Later, Margaret set about preparing a measly supper, noisily putting on the table no fish (Minka had tossed it out the window) but bread and ale and turnip soup. Reflected in the murky broth, Margaret’s face looked back at her in a very un-magic way.
“I know what you’re thinking, Mags,” Minka said with a sidelong glance, “but the mirror is mine, and I’ve hidden it away. For what if the magic has a limit?” she wondered aloud. “I must be sparing. I must mete it out like salt.” She spent the rest of the evening planning how best to conserve the magic.
Maggie said nothing and bided her time.
When the hearth fires were banked and the lights extinguished, Margaret dressed in both her kirtles, the russet and the gray, and quietly put into her satchel her few belongings: an extra pair of hose with a hole she’d yet to mend, the scrap of soft green velvet from the dress she’d been found in as a babe, a pretty blue feather, and a cup. Up in her sleeping loft, Margaret lay on her straw pallet, clutching the satchel, and waited for Minka’s snoring to begin.
There. Like the snort of the peddler’s nag.
A quick search turned up the mirror under Minka’s mattress ticking. Another moment and she had it in her hands. She peered into its surface but could see nothing in the dark. She shoved it in her satchel. Minka groaned and rolled over. Margaret froze, but Minka slept on. She thought to shove her hand again beneath the mattress, and a slow smile spread across her lips as her fingers found what they sought: the little horn comb. Into the satchel with it.
Grab the food, don the cloak. Done. Margaret reached for the latch, pulled open the door, turned. Her gaze moved slowly about the room, blue-lit by the moon: the table and the hard bench, the heavy cauldron on the hearth for brewing day, every common thing silvered and softened in the indistinct light. She fancied this must be like looking out from inside the mirror.
She swallowed hard. The silence of the house seemed a reproach. By what faith did she believe herself fit for such a journey?
An arrow of guilt shot through her at leaving the one who, though bitter and mean, was nevertheless her caretaker and companion. She would have liked to explain. To say, after all, farewell and Godspeed. If she could write, she would have left a message. But Margaret could not write, nor could Minka read.
Minka gave a fart and snorted in her sleep. Margaret would not be sentimental. Pinning her cloak close about her throat, she lurched crookedly out the door into the dark night.
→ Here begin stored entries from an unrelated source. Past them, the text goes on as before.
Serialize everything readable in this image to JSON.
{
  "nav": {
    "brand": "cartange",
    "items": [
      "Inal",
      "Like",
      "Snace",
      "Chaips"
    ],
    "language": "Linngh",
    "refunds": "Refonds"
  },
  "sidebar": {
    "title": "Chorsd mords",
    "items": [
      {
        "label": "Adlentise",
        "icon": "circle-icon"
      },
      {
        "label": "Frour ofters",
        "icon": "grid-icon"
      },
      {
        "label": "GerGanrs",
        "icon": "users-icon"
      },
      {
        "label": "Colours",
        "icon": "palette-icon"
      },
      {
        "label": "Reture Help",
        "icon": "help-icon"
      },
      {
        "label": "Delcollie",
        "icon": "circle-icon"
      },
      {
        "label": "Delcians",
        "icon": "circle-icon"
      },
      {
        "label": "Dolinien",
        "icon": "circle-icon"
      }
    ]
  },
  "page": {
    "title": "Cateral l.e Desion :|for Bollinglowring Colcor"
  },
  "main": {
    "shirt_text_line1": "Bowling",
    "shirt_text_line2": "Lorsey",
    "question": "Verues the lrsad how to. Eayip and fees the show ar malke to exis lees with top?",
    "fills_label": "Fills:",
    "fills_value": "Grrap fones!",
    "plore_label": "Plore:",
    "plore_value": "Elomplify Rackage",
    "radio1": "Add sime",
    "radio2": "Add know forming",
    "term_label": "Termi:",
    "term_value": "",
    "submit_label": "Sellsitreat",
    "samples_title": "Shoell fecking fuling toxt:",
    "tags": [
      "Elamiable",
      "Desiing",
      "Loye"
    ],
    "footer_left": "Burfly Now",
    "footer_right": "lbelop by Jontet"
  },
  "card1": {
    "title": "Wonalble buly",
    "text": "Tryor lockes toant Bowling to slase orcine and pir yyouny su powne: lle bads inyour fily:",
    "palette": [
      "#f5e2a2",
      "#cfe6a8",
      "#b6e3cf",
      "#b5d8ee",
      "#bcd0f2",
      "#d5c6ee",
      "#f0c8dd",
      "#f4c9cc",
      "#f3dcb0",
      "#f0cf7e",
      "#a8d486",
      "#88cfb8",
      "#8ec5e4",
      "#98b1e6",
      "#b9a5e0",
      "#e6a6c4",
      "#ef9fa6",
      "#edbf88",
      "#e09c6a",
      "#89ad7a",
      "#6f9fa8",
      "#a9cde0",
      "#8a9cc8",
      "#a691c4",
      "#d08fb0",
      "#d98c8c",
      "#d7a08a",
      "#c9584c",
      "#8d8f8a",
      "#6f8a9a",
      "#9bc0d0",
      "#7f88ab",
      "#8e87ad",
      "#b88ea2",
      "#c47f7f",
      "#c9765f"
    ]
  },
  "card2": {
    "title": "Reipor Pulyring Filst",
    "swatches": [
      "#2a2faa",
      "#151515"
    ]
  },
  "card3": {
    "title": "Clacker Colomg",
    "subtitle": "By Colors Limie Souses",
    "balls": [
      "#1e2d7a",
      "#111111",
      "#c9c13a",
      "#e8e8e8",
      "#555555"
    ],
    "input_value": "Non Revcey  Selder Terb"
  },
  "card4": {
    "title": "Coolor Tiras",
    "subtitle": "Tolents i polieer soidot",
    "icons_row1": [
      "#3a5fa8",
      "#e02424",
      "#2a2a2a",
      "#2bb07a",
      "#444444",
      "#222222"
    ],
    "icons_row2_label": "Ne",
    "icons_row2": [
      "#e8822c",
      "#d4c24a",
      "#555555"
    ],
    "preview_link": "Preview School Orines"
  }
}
Even without her crutch she felt unexpectedly strong: if she ran afoul of Thomas the miller’s son this night, she did believe she’d box his ears.
Margaret kept to the shadows and hastened to Market Cross, for it was late and the taverns would be closing. Her plans went only as far as finding the peddler Bilious and hoping he could be persuaded to travel west, the way toward Knightsbridge.
Bilious was not to be found. A blow, to be sure, and again Margaret thought to turn back. She saw a couple of travelers and asked them where they were going; when they referred to cities and townships she thought to be east, she hurried away without answering their questions.
But a new scheme presented itself soon enough. Margaret listened to the men outside the tavern, most of them drunk on ale and chatty as geese. The tinker who spoke of Bumbles Green, he would be traveling west. It was a simple matter to find the man’s cart, with its collections of shears and snips and nippers for patching pots and things. Simple enough to climb into the back and conceal herself there beneath a heavy canvas. Simple enough to pray she’d not be discovered, for what else could she do?
She must have slept, for the movement of the cart woke her some hours later. Dawn neared, and she was on her way.
Margaret’s thoughts bounced along with the cartwheels, rolling over and over her circumstances. She was a fool to venture out alone and without protection on the road. What if she never found her way to where she was bound? What if she was wrong about the man being in Knightsbridge? Minka would never take her back. Margaret was terrified to end like Beady Bone, wandering and begging, beaten and bloodied. She could leap from the tinker’s cart even now and soon be back at home on her bed of straw in the attic, and no one the wiser, including herself. She sat up straight in the cart and held her satchel to her chest, watching the road run away.
She might still jump from the tinker’s wagon! Should she?
As if deciding for her, the horse gathered sudden speed; the resulting jolt pitched her onto her back in the wagon. The clomp of the horse’s hooves, the ka-lump of the rolling cartwheels, and the very beating of her heart carried her farther and farther from everything she knew.